Some Catholics never get confirmed. Some have never had the opportunity for preparatory catechesis; others may have never taken that opportunity. Sometimes, when confirmation preparation is offered to adolescents, they refuse it in favor of other, more attractive and time consuming activities or because they want to show their independence from the wishes of their parents.

People who have never been confirmed are ineligible for religious life or priesthood. A more widespread difficulty is that they cannot serve as godparents at a Catholic baptism. It is strongly suggested that they be confirmed before entering marriage, though in some unusual cases — for example, in regions of the world where bishops are scarce — this cannot be completely enforced.

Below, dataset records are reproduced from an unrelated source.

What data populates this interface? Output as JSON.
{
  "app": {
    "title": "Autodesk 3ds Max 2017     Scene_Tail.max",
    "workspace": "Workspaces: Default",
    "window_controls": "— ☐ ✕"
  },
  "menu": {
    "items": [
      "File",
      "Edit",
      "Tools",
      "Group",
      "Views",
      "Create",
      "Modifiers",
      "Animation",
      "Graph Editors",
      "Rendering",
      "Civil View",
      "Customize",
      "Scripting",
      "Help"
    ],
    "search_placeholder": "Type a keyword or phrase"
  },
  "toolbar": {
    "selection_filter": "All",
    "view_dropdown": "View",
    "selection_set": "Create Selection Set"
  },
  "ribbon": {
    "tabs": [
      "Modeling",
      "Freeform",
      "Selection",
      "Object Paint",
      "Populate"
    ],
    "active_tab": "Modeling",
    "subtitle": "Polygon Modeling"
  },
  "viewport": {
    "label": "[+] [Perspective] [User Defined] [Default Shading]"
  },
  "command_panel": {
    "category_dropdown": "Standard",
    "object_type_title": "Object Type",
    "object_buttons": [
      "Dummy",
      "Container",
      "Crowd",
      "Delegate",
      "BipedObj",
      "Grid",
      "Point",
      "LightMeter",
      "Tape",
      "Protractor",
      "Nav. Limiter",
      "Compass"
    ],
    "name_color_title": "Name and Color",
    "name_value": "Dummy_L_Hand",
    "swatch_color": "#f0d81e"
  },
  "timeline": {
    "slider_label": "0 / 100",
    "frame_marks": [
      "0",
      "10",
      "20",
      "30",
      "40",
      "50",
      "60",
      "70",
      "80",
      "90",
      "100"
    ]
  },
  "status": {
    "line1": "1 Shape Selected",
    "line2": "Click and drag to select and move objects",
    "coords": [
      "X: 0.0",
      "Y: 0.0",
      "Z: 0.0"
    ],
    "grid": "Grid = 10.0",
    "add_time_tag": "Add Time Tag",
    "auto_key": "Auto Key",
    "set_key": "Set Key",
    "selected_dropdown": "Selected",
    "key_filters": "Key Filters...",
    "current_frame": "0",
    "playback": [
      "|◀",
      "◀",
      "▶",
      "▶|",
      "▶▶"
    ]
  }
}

The greatest loss, however, is the gifts of the Holy Spirit. This point is often missed by those who opt out of confirmation preparation. Sometimes the requirements for confirmation seem so demanding that people see the sacrament as something they have to earn rather than a gift they receive. The words that accompany confirming are these: "Receive the gift of the Holy Spirit." That gift will give the Catholic access to stronger faith, greater wisdom, better judgment, helpful advising, and deeper devotion. When thought of this way, it is hard to imagine who would not want these gifts of the Spirit — or who would want to marry a person without them.

If a Catholic is older than the traditional age of confirmation, the sacrament is still available; most parishes and dioceses have a preparation program for those who want to be confirmed at a later age. If a person who has never been confirmed is near death, any priest may administer the sacrament. Still, the gifts of the Holy Spirit do their best work the earlier in life a Catholic receives them.